Everything inside of me fell from hearing those words come out of her mouth. My sister just laughed and started telling her how we met, as I slipped out the room to go to the bathroom.
Beginning to feel tears pour down both cheeks, all I could think about was how I’m now four months homeless after aging out of foster care, and drinking heavily and using coke to cope with my situation. Then I thought about all the foster kids who are being mistreated in residential facilities and foster homes. All the children who are removed due to their parents using drugs, including the one I just did with Diane. The CPS worker.
It made me reevaluate what I was doing with my life, and regenerated the notion that I want to help be the reform foster kids need. I had just gotten a job a couple weeks prior, where I befriended one of the adult employees who had known about my situation a bit and offered me a room for rent until I got on my feet again. I had been questioning if I wanted to do it, but that moment allowed me to decide that I was going to go through with the offer.
This experience is only one of many memories that have scarred my membrane, that I use to drive my passion toward exposing a corrupt system and creating well-deserved reform for the lives of present day, future and past fosters.
I firmly believe that if the foster care system removes children from guardians because of the use of drugs, then that same system should employ people who do not use those same drugs. There needs to be a regular random drug testing policy implemented that is actually enforced. How is justice served when people in power are involved in the same actions that are grounds for child removal?

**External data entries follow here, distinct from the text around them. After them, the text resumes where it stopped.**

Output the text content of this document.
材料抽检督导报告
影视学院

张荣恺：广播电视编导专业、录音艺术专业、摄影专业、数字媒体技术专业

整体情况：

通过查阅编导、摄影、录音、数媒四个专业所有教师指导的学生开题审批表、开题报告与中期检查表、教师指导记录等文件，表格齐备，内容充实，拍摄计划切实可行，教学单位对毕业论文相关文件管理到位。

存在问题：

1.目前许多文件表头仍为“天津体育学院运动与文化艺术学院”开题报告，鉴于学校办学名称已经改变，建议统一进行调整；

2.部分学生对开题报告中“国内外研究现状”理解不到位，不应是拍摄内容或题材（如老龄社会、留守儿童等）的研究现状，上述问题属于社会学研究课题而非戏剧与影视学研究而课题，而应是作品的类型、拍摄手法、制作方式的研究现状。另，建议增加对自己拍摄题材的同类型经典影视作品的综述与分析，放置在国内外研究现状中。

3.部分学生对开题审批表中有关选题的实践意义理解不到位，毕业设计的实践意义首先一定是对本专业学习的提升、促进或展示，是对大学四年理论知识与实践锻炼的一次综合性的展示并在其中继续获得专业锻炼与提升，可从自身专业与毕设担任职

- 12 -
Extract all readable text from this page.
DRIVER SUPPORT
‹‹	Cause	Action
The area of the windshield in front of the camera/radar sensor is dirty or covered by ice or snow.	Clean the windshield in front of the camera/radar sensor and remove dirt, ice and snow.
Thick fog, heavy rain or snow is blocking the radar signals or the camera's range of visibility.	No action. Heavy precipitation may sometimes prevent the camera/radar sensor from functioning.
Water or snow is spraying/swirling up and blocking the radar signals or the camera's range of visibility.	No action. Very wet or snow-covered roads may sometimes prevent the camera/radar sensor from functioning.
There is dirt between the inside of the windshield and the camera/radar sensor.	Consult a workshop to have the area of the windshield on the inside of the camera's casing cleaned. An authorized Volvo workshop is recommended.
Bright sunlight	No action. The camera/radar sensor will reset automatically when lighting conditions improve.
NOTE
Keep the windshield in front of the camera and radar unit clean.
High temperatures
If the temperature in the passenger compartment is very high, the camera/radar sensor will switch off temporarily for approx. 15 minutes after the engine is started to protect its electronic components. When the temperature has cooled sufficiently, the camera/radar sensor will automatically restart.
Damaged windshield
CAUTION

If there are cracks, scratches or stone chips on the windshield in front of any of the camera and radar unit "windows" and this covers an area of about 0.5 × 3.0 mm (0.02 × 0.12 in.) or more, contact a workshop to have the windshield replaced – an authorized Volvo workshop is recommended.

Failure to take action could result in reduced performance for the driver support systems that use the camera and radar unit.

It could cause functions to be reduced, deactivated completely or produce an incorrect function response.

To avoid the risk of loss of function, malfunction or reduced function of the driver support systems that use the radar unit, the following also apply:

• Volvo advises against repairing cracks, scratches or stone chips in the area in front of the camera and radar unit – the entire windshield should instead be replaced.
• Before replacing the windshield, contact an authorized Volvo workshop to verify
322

It defeats the exact purpose of removal; it’s a manipulative use of power.
Random regular drug testing will ensure that employees aren’t endangering a child possibly due to being under the influence of a substance or drug as well. Expenses shouldn’t be an issue if that same system can pay for guardians’ tests that dictate their ability to care for that child. This would only strengthen the assurance of qualified care for the child’s needs.
Fast forward two years l and now I serve Diane lunch as a customer at my new job, as she walks back to the state office building, still with the same salaried job. I’m not necessarily saying I despise her as a person because I don’t know her truly, but the principle of the bigger picture is what I just can’t seem to move past. Regardless of my own faults or mistakes, the position I was put in during my time in care and discharge from the system makes it inexcusable that a county worker is given such leeway.